First, your company has to stand for something. It has to have a promise that it can deliver on that's separate from the value you are providing to the customer. Something that makes the things you're peddling unique. Maybe you care a ton about product quality, and you're willing to drive up prices to only produce the highest quality product (most luxury brands, like Rolex or Ferrari). Maybe you care a lot about accessibility, and you'll actually guarantee that you'll keep prices lower (e.g. Costco and their delicious hot dogs). Maybe it's actually about your environmental stance – anything you do is grounded in environmentalism and a concern about climate change (Patagonia). Whatever it is, decide early on because…
Second, your company has to be consistent. You can't flip flop around on your brand too much because building a brand moat takes time and repeatability. People have to see your company a few times for the brand messaging to really sink in; if it changes every time they see it, people are going to stop giving a fuck. Being consistent means making trade-offs. If you are really all about being super high quality, you cannot launch a cheap low-market product because it will devalue your brand / your ability to sell your high market stuff. If you are really all about environmentalism, you can't deliver your products using a bunch of styrofoam. And so on. Those trade-offs are actually good, because they set you apart from other people. It's better to be polarizing and loved by a few than seen as average by all. But these trade offs can be painful if they aren't planned for ahead of time.

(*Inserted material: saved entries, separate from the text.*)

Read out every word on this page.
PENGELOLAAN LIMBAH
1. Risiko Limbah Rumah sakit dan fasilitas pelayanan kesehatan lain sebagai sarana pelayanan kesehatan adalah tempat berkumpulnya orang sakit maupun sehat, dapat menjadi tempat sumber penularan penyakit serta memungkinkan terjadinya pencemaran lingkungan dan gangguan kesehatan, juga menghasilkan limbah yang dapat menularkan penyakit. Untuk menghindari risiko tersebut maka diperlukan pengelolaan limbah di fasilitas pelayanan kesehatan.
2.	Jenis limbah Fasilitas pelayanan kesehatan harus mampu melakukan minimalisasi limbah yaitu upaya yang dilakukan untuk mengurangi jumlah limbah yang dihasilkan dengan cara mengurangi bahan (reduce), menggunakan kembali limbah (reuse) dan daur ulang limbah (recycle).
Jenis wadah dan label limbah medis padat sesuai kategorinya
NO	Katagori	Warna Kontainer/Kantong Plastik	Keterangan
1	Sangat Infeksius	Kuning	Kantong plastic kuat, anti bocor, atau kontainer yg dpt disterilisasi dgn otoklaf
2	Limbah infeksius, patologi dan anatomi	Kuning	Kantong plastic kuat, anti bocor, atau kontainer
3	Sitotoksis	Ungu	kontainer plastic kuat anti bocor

Being consistent also means picking a set of visual representatives and sticking with them. Pick a logo. Pick a color palette. Pick a motto or tagline. And then stick with them for a while. Changing any of those should feel a bit painful, because it is. On the flip side, if you do a good job with this, you can just own basic shapes and colors and letters that will make people think of you automatically.

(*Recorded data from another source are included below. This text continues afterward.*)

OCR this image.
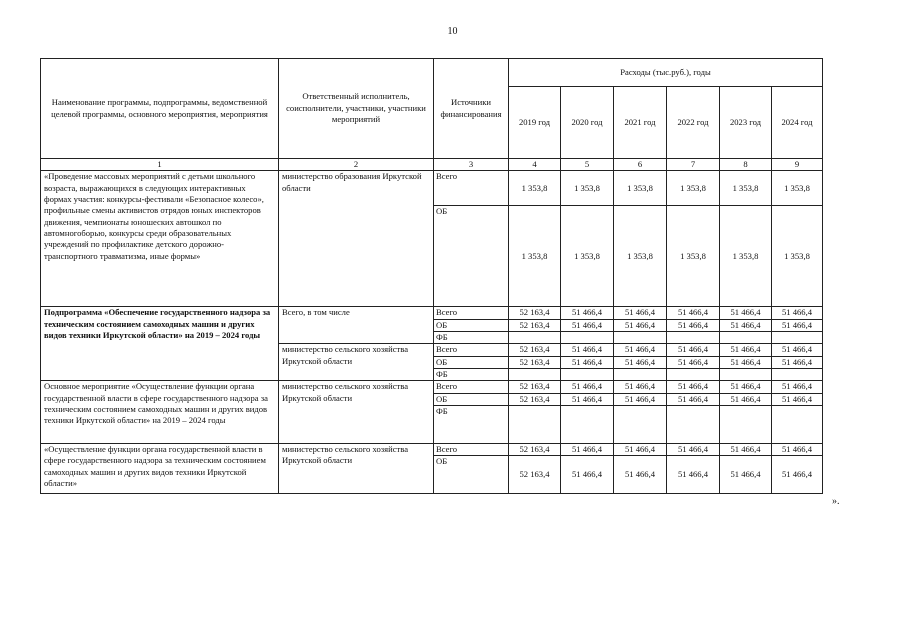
10
Наименование программы, подпрограммы, ведомственной целевой программы, основного мероприятия, мероприятия	Ответственный исполнитель, соисполнители, участники, участники мероприятий	Источники финансирования	Расходы (тыс.руб.), годы					
			2019 год	2020 год	2021 год	2022 год	2023 год	2024 год
1	2	3	4	5	6	7	8	9
«Проведение массовых мероприятий с детьми школьного возраста, выражающихся в следующих интерактивных формах участия: конкурсы-фестивали «Безопасное колесо», профильные смены активистов отрядов юных инспекторов движения, чемпионаты юношеских автошкол по автомногоборью, конкурсы среди образовательных учреждений по профилактике детского дорожно-транспортного травматизма, иные формы»	министерство образования Иркутской области	Всего	1 353,8	1 353,8	1 353,8	1 353,8	1 353,8	1 353,8
		ОБ	1 353,8	1 353,8	1 353,8	1 353,8	1 353,8	1 353,8
Подпрограмма «Обеспечение государственного надзора за техническим состоянием самоходных машин и других видов техники Иркутской области» на 2019 – 2024 годы	Всего, в том числе	Всего	52 163,4	51 466,4	51 466,4	51 466,4	51 466,4	51 466,4
		ОБ	52 163,4	51 466,4	51 466,4	51 466,4	51 466,4	51 466,4
		ФБ						
	министерство сельского хозяйства Иркутской области	Всего	52 163,4	51 466,4	51 466,4	51 466,4	51 466,4	51 466,4
		ОБ	52 163,4	51 466,4	51 466,4	51 466,4	51 466,4	51 466,4
		ФБ						
Основное мероприятие «Осуществление функции органа государственной власти в сфере государственного надзора за техническим состоянием самоходных машин и других видов техники Иркутской области» на 2019 – 2024 годы	министерство сельского хозяйства Иркутской области	Всего	52 163,4	51 466,4	51 466,4	51 466,4	51 466,4	51 466,4
		ОБ	52 163,4	51 466,4	51 466,4	51 466,4	51 466,4	51 466,4
		ФБ						
«Осуществление функции органа государственной власти в сфере государственного надзора за техническим состоянием самоходных машин и других видов техники Иркутской области»	министерство сельского хозяйства Иркутской области	Всего	52 163,4	51 466,4	51 466,4	51 466,4	51 466,4	51 466,4
		ОБ	52 163,4	51 466,4	51 466,4	51 466,4	51 466,4	51 466,4
».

Third, you have to just get out there. Once you have your repeatable narrative, you should shout it from the roof-tops. The more people see your brand messaging next to your logo, the more they will automatically connect the two until just seeing the logo is enough to get the rest of the value prop. There's a reason why, when you're driving along a highway, McD's puts those golden arches way up high. The visibility matters – it will help with figuring out whether the brand works while also helping your audience recognize what your symbols are.

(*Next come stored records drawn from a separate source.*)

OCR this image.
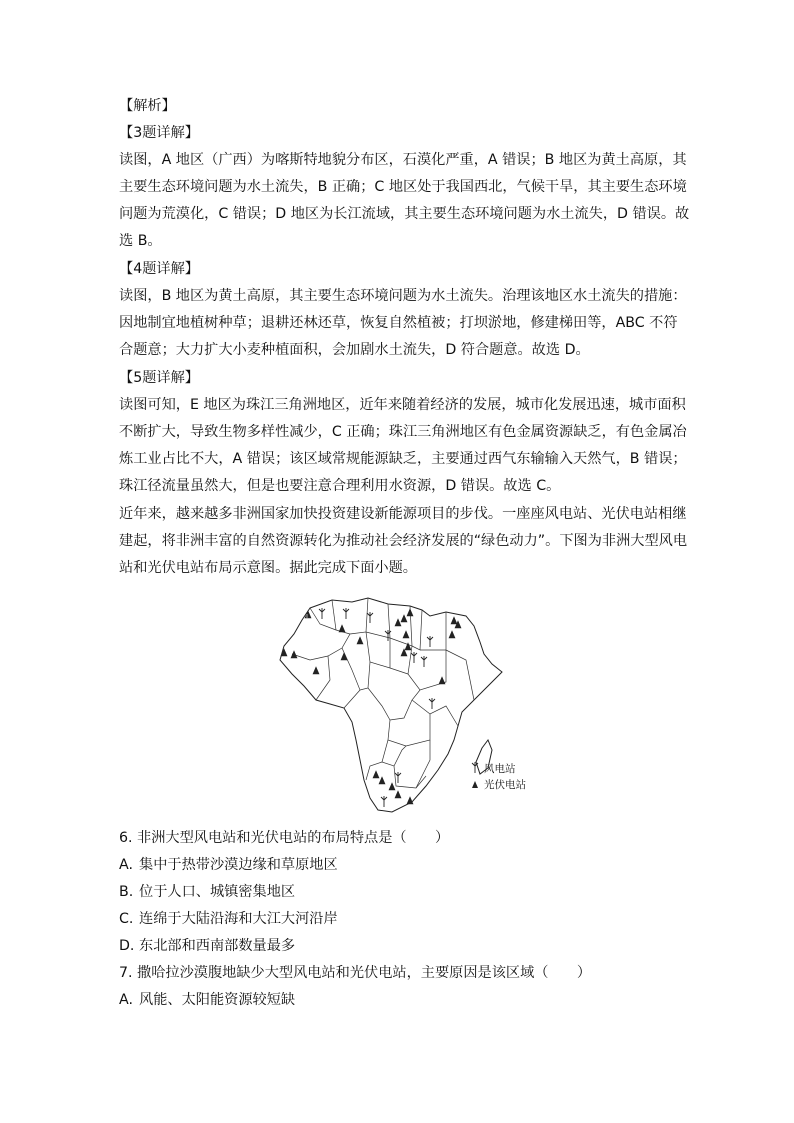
【解析】
【3题详解】
读图，A 地区（广西）为喀斯特地貌分布区，石漠化严重，A 错误；B 地区为黄土高原，其
主要生态环境问题为水土流失，B 正确；C 地区处于我国西北，气候干旱，其主要生态环境
问题为荒漠化，C 错误；D 地区为长江流域，其主要生态环境问题为水土流失，D 错误。故
选 B。
【4题详解】
读图，B 地区为黄土高原，其主要生态环境问题为水土流失。治理该地区水土流失的措施：
因地制宜地植树种草；退耕还林还草，恢复自然植被；打坝淤地，修建梯田等，ABC 不符
合题意；大力扩大小麦种植面积，会加剧水土流失，D 符合题意。故选 D。
【5题详解】
读图可知，E 地区为珠江三角洲地区，近年来随着经济的发展，城市化发展迅速，城市面积
不断扩大，导致生物多样性减少，C 正确；珠江三角洲地区有色金属资源缺乏，有色金属冶
炼工业占比不大，A 错误；该区域常规能源缺乏，主要通过西气东输输入天然气，B 错误；
珠江径流量虽然大，但是也要注意合理利用水资源，D 错误。故选 C。
近年来，越来越多非洲国家加快投资建设新能源项目的步伐。一座座风电站、光伏电站相继
建起，将非洲丰富的自然资源转化为推动社会经济发展的“绿色动力”。下图为非洲大型风电
站和光伏电站布局示意图。据此完成下面小题。
风电站
光伏电站
6. 非洲大型风电站和光伏电站的布局特点是（　　）
A. 集中于热带沙漠边缘和草原地区
B. 位于人口、城镇密集地区
C. 连绵于大陆沿海和大江大河沿岸
D. 东北部和西南部数量最多
7. 撒哈拉沙漠腹地缺少大型风电站和光伏电站，主要原因是该区域（　　）
A. 风能、太阳能资源较短缺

And finally, what if you decide you do want to 180 change your brand? Reboot the whole thing entirely. That means new name, new logo, new domain, new everything. Instead of trying to flip-flop the same brand along many different directions, you're better off starting from roughly zero.

A good brand moat isn't a replacement for the value that your company provides to consumers. But it is something that will protect you when the copy cats come crawling out of the woodwork. If, tomorrow, someone copied your gizmo exactly, why would your customers still buy your product? If the answer is "because it's your product, and no one else's" you've got it made.